Conte’s praise strikes a contrast with the response of many in the American media, who have largely focused blame on the commander-in-chief for COVID-19’s devastation in the United States. Journalists and Democrats in Washington alike have claimed that Trump failed to take the virus seriously and curtail its impact in the early stages, with a common complaint being that Trump has been slow to use the federal government to provide key medical supplies.
Trump said last week that America will send extra medical equipment to Italy, and then France and Spain, the AFP reported, a move that comes as the coronavirus has fueled speculation about a re-shuffling of the world order. China has sought to deflect blame for the outbreak, which originated in its borders, and elevate its global status by sending doctors and medical equipment to hard-hit states like Italy, but various countries have complained that China’s equipment is defective.
“We’re going to be sending approximately $100 million worth…of surgical and medical and hospital things to Italy,” Trump said on March 30, according to AFP, adding that Conte was “very, very happy, I will tell you that.”
A glimmer of hope
The number of deaths from the coronavirus in America passed 10,000 Monday, according to USA Today, just a day after the president and his virus response team urged Americans to prepare for days of tragedy that will recall the horrors of Pearl Harbor and the Sept. 11, 2001 attacks. With the peak of the outbreak days away in the U.S., Italians are still on lockdown nearly a month after the country ordered a national quarantine on March 9.
Still, Italy’s number of new cases dropped again Monday, according to CNBC, even as the death toll surpassed 16,500, more than any nation in the world. The news came a day after Italy had recorded its lowest death toll in weeks, spurring hopes that the peak could soon be past, according to an Associated Press report.
Similar projections that the virus is slowing in France and Spain have lifted hopes in hard-hit southern Europe, CNBC notes, and Austria became the first nation on Monday to announce that it plans to ease lockdown restrictions. Italy, for its part, has no plans currently to ease its lockdowns, which will continue until at least April 13, according to Reuters.
The big picture
While Conte praises Trump, his country has said that the European Union is not doing enough to help, and they have joined Spain in calling on the trading bloc to share debt with “Eurobonds,” a scheme that has been rejected by Germany and the Netherlands, Reuters noted. Still, Conte struck a cooperative tone Sunday while making clear he would appreciate a common European effort to finance a recovery.

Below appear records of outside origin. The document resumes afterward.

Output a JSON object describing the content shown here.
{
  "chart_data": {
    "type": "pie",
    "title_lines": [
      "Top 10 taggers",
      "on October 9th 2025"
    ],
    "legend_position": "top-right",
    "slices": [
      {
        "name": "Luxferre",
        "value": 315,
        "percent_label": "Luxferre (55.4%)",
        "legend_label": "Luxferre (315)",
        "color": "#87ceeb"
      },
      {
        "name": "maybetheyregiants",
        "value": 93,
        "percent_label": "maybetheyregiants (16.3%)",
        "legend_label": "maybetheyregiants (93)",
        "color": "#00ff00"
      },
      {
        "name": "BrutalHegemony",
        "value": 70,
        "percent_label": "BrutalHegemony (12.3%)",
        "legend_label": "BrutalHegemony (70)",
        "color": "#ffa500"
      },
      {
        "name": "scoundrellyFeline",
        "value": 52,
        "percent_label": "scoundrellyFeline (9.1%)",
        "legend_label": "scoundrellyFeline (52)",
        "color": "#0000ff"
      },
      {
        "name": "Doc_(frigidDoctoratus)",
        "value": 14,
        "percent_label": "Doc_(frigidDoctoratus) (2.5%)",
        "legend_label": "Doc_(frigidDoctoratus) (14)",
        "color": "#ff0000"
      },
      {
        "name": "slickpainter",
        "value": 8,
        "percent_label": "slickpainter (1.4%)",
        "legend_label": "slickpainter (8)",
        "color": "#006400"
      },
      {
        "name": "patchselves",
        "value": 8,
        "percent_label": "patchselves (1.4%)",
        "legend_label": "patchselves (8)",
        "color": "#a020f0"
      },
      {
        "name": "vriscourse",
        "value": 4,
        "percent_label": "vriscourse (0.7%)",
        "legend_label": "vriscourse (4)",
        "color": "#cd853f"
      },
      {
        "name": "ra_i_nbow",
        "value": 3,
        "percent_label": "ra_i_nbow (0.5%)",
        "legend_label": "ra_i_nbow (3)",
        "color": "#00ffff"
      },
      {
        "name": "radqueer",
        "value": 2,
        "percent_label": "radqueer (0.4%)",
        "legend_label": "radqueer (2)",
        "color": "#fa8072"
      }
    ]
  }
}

“As the Italian government, I invite all its European partners to approve a European recovery and reinvestment plan,” Conte told Todd, according to a transcript from RealClearPolitics. “It’s an ambitious common plan to rebuild the European economy to be financed through European recovery bonds.”
This all comes as many in the media seek to pin the blame on President Trump for the pandemic, and as Trump takes increasingly aggressive actions to mobilize the production of supplies under the Defense Production Act. While the president feuds with governors over shortages in supplies, many media outlets have driven the story that governors who cooperate with Trump, like California’s Gavin Newsom (D), are under pressure to flatter the president.
Tell that to Italy. The media has lost the plot on this one.